India cannot afford to treat AI, semiconductors, quantum computing and other emerging technologies merely as rhetorical signposts of modernity. If we remain content to issue policy narratives and political statements, we risk waking up a decade from now to discover that the foundational layers - chips, data infrastructure, open research platforms and industrial capacity - have been built elsewhere.
True sovereignty in technology demands more than regulation and intent. It requires decisive, long‑horizon capital expenditure: high‑performance computing clusters, domestic semiconductor capacity, AI‑ready data centres and open‑access research labs where universities and start‑ups can experiment without prohibitive cost.
Other nations are moving with urgency and scale. The US CHIPS and Science Act, Europe’s semiconductor strategy and China’s multi‑billion‑dollar AI funds reflect a sober recognition that emerging technologies shape not only competitiveness but national security and societal resilience.
Just Symbolism
Setting aside modest sums under national AI missions or digital innovation grants may seed pilot projects, but they rarely build the deep, patient capital pools required to birth globally competitive products. Competing with economies investing tens of billions of dollars demands a different magnitude of national commitment — measured not in announcements but in factories built, patents filed, and research talent retained.
Equally, building more data centres in India without sovereign or open cloud architecture still leaves the crown jewels vulnerable. Data may rest physically on Indian soil, but the software layers — orchestration tools, analytics engines and proprietary algorithms — often remain controlled by Western Big Tech. Without domestic capability to run, govern and secure these platforms, India risks becoming a landlord in name but a tenant in practice: its data stored locally, yet governed elsewhere.
The second moat must therefore be full‑stack: manufacturing scale, robust data pipelines, sovereign cloud layers and domestic AI research ecosystems. Anything less keeps India in the role of assembler and consumer, rather than designer and owner.

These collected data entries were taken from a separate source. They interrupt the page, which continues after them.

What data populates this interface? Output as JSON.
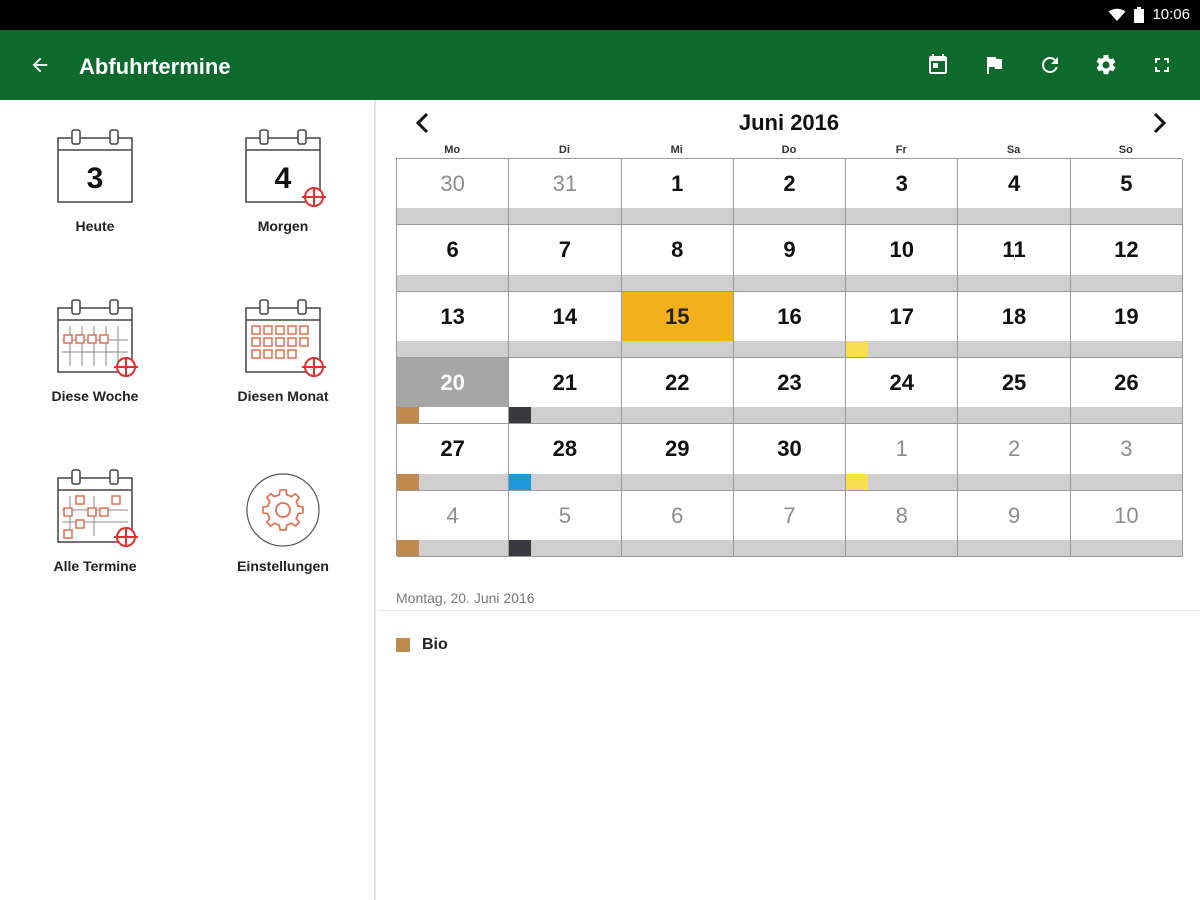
{
  "status_bar": {
    "time": "10:06"
  },
  "app_bar": {
    "title": "Abfuhrtermine"
  },
  "menu": {
    "today": {
      "label": "Heute",
      "day": "3"
    },
    "tomorrow": {
      "label": "Morgen",
      "day": "4"
    },
    "this_week": {
      "label": "Diese Woche"
    },
    "this_month": {
      "label": "Diesen Monat"
    },
    "all_dates": {
      "label": "Alle Termine"
    },
    "settings": {
      "label": "Einstellungen"
    }
  },
  "calendar": {
    "month_title": "Juni 2016",
    "weekdays": [
      "Mo",
      "Di",
      "Mi",
      "Do",
      "Fr",
      "Sa",
      "So"
    ],
    "today_day": "15",
    "selected_day": "20",
    "waste_colors": {
      "bio": "#c08a4c",
      "rest": "#3a3a3e",
      "paper": "#1a9ad8",
      "yellow": "#f6e04d"
    },
    "weeks": [
      [
        {
          "d": "30",
          "other": true
        },
        {
          "d": "31",
          "other": true
        },
        {
          "d": "1"
        },
        {
          "d": "2"
        },
        {
          "d": "3"
        },
        {
          "d": "4"
        },
        {
          "d": "5"
        }
      ],
      [
        {
          "d": "6"
        },
        {
          "d": "7"
        },
        {
          "d": "8"
        },
        {
          "d": "9"
        },
        {
          "d": "10"
        },
        {
          "d": "11"
        },
        {
          "d": "12"
        }
      ],
      [
        {
          "d": "13"
        },
        {
          "d": "14"
        },
        {
          "d": "15",
          "state": "today"
        },
        {
          "d": "16"
        },
        {
          "d": "17",
          "mark": "yellow"
        },
        {
          "d": "18"
        },
        {
          "d": "19"
        }
      ],
      [
        {
          "d": "20",
          "state": "selected",
          "mark": "bio"
        },
        {
          "d": "21",
          "mark": "rest"
        },
        {
          "d": "22"
        },
        {
          "d": "23"
        },
        {
          "d": "24"
        },
        {
          "d": "25"
        },
        {
          "d": "26"
        }
      ],
      [
        {
          "d": "27",
          "mark": "bio"
        },
        {
          "d": "28",
          "mark": "paper"
        },
        {
          "d": "29"
        },
        {
          "d": "30"
        },
        {
          "d": "1",
          "other": true,
          "mark": "yellow"
        },
        {
          "d": "2",
          "other": true
        },
        {
          "d": "3",
          "other": true
        }
      ],
      [
        {
          "d": "4",
          "other": true,
          "mark": "bio"
        },
        {
          "d": "5",
          "other": true,
          "mark": "rest"
        },
        {
          "d": "6",
          "other": true
        },
        {
          "d": "7",
          "other": true
        },
        {
          "d": "8",
          "other": true
        },
        {
          "d": "9",
          "other": true
        },
        {
          "d": "10",
          "other": true
        }
      ]
    ]
  },
  "detail": {
    "date_label": "Montag, 20. Juni 2016",
    "items": [
      {
        "label": "Bio",
        "color": "#c08a4c"
      }
    ]
  }
}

This is neither an argument against foreign capital nor a rejection of global collaboration. It is the need for strategic balance: to welcome investment and ideas while retaining the capacity to set national priorities, build proprietary IP and protect critical data assets.
If India aspires not only to deploy but to design, own and export next‑generation technology, it must lead with capital, not caution. The alternative is clear: to remain consumers and assemblers of innovations defined elsewhere.
The first digital moat India built rested on cost, scale and disciplined delivery. The second must rest on intellectual property, product excellence, sovereign data and long‑term investment. AI offers India a chance not just to keep pace with global change but to help write its rules.